The place I had to be on Saturday afternoon was a nearby author hotel, where I was going to interview Michael Grant. Again. (He interviews so well! How can a witch not go for him over and over again?)
Michael had just arrived in Edinburgh, but had skipped immediate jetlag by doing research in England first. Some nautical research, and a wide-eyed new discovery in the shape of the London Oxford Street branch of the shop that is never knowingly undersold. Michael loved it, and had had no idea such a place could exist.
He looked better than ever, tanned and thin, and pretty unstoppable. This time I made sure he had coffee that didn’t politely go cold, although it might have been dreadful coffee for all I know. I had the tea.

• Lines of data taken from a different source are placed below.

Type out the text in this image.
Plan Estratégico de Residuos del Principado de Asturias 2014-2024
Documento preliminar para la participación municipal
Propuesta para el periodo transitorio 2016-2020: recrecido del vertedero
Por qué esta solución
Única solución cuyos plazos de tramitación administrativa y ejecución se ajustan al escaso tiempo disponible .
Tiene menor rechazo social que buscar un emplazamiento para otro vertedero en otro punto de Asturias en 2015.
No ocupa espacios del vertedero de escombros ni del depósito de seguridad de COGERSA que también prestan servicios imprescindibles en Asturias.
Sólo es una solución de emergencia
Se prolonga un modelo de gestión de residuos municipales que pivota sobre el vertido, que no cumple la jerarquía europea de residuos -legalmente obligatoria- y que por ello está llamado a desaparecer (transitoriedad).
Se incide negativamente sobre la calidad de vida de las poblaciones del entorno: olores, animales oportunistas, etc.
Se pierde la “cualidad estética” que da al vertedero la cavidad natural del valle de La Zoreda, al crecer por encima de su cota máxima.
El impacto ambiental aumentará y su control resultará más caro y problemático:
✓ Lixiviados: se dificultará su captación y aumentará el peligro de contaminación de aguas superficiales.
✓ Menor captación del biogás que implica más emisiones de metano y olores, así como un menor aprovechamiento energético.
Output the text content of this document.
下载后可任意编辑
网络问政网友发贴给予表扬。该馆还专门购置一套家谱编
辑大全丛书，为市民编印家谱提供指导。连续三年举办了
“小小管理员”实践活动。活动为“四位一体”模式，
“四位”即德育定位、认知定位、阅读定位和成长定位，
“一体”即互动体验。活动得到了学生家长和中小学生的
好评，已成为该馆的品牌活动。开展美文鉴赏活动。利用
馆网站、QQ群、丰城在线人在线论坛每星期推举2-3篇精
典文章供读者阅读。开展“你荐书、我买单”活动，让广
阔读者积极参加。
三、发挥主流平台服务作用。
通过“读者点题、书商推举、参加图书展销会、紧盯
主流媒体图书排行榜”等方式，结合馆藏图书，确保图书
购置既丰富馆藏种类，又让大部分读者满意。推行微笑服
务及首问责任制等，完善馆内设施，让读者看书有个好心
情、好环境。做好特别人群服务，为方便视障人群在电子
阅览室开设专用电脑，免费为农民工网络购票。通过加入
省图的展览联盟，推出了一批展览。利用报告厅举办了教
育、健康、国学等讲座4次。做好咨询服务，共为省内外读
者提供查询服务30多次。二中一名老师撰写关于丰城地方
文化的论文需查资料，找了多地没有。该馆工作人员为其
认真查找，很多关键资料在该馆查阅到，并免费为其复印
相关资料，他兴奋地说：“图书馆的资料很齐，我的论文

I’d been reading his new book, out later this week, the second and last in his Messenger of Fear series. I wanted to ask why he’d gone in such a new direction, and what will happen next, and then what comes after that. Lots of books, is the answer. We got to admire his daughter’s new hair, which cost a fortune, and my photographer learned some financial tips from Michael’s son (who wasn’t there, and nor was his sister).
We got longer than planned, as Michael was hungry and wanted a sandwich as well. He can eat and talk at the same time.
Afterwards we walked over to Charlotte Square for his event, and I can tell you that was one long queue he had, waiting patiently. It’s always good when there are lots of teenagers at teenage events.
It was fortunate that Michael had already shown us the disgusting images on his laptop, so they didn’t come as a complete surprise when he started off with them. (His wife doesn’t like them, either.) And he set us a problem to solve, making the tent into a sealed brick building, with monsters coming out of the floor, wanting to eat three humans. He wanted to know what our monsters looked like. (Blue, in my case. A bit blobby.)
This time Michael had decided to preempt the perennial question about where he gets his ideas from, not wanting to get annoyed, or claim that they come from Tesco, next to the yoghurt. That’s partly the reason he’d found himself this software that produces such creepy and disturbing pictures.
At one point I thought Michael claimed not to have been on a riding course (and I could just visualise him on this horse), when I worked out he’d not been on a writing course.
One of his book ideas he described to his editor as The Seventh Seal, but with fewer Swedes and more teenagers. (You can never have too many Swedes.) As for sex, that is more fun to do, than to write about. Although we learned that he has a past writing Sweet Valley Twins books, which is actually a bit disturbing.
Michael has completely ruined his editor, who has gone from someone who recoiled from his suggestions, to actively embracing them. With Messenger of Fear he put in everything he could from his own fears, which have mostly to do with his children, and if he got rid of them, his wife. (He has tried.) Then it’s fire, and small closed in places.
He’d never put himself in the books, but when asked who in Gone is most like him, it’s Quinn, ‘the unreliable friend, the backstabbing little shit.’
And on that note we stampeded to the bookshop next door, where he signed books until he eventually got rid of his fans.
As for me, I can’t now unthink some of the ideas Michael has put into my head; from bricked up book festival tents, to being the one fed to the monsters.